Today we've been talking about social-media policies in the workplace. (See "The twitterable Twitter policy updated" over at my new site, jayshep.) In my recent book, Firing at Will: A Manager's Guide, I covered the legal problems that can crop up when you set out a Facebook policy. Here it is, from Chapter 3, "Risky Business":
Don’t Hit the “Like” Button
Private, nonunionized employers usually don’t need to worry about the National Labor Relations Act or the federal agency that enforces it, the National Labor Relations Board. The NLRB’s purview primarily extends to disputes between employers and unions. But one of the times when the NLRB sticks its nose into the private, nonunion workplace is when an employer creates rules that prevent employees from talking with each other about their working conditions.
Section 7 of the Act gives all workers the right to engage in “concerted activities,” a term that sounds ominous to employers and management. It’s a broad term that usually refers to employees’ getting together to form a union or engage in labor-related activities.
But it can also be used to describe workers’ informally complaining about bosses or pay or other goings-on at work. Employees have a right to do that, and employers—even those in nonunionized workplaces—can’t create policies restricting that right.
This has come up a lot recently with Facebook-related incidents. The scenario is increasingly common: an employee gets into some kind of beef with her supervisor, then logs onto the social-networking site and complains about her boss. The company then fires her. Problem? According to the NLRB, it may well be.
In a nonunion environment, an employer can fire an at-will employee for any reason, including an angry Facebook rant. (And before you start squawking about the First Amendment and freedom of speech, remember this: there’s no such thing as the First Amendment in a private employment context. You need a state actor—a person acting on behalf of the government—to have First Amendment concerns.) But Section 7’s concerted-activity clause creates a type of free-speech protection. And this is where Facebook comes in.
In the rash of recent Facebook cases the NLRB has brought against employers, the workplace was either unionized or the employer created a policy that restricted workers’ concerted-activity rights (or both). Well-meaning employers created policies that prohibit employees from saying mean things about coworkers or supervisors on Facebook or Twitter or some other social-media site. By doing this, the nonunionized employer gave the NLRB a hook to go after it, because a policy like that can be seen as squelching concerted activities among the workers. (One employee bitching about his boss is a terminable offense, but two employees complaining together can be protected concerted activity. Makes sense, right?)
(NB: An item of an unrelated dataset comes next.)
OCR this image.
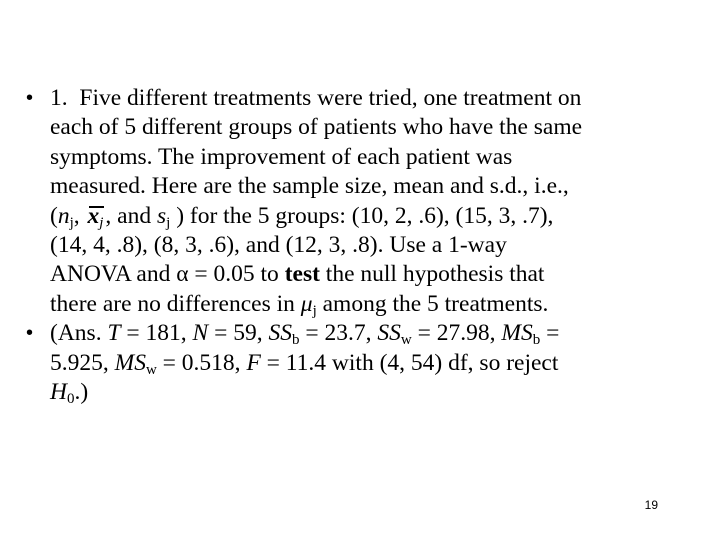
• 1. Five different treatments were tried, one treatment on each of 5 different groups of patients who have the same symptoms. The improvement of each patient was measured. Here are the sample size, mean and s.d., i.e., ($n_j$, $x_j$, and $s_j$ ) for the 5 groups: (10, 2, .6), (15, 3, .7), (14, 4, .8), (8, 3, .6), and (12, 3, .8). Use a 1-way ANOVA and α = 0.05 to test the null hypothesis that there are no differences in $\mu_j$ among the 5 treatments.
• (Ans. T = 181, N = 59, $SS_b = 23.7$, $SS_w = 27.98$, $MS_b = 5.925$, $MS_w = 0.518$, F = 11.4 with (4, 54) df, so reject $H_0$.)
19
So far, most of these NLRB Facebook cases have ended up with the employers settling to avoid costly and distracting litigation. And in my opinion, the NLRB has been overreaching and outstepping its proper authority. But the main takeaway is that you’d better be careful about creating workplace policies that prevent employees from discussing work. Idle gossip may be a negative influence at the workplace, but trying to legislate it away with policies may get you into hot water.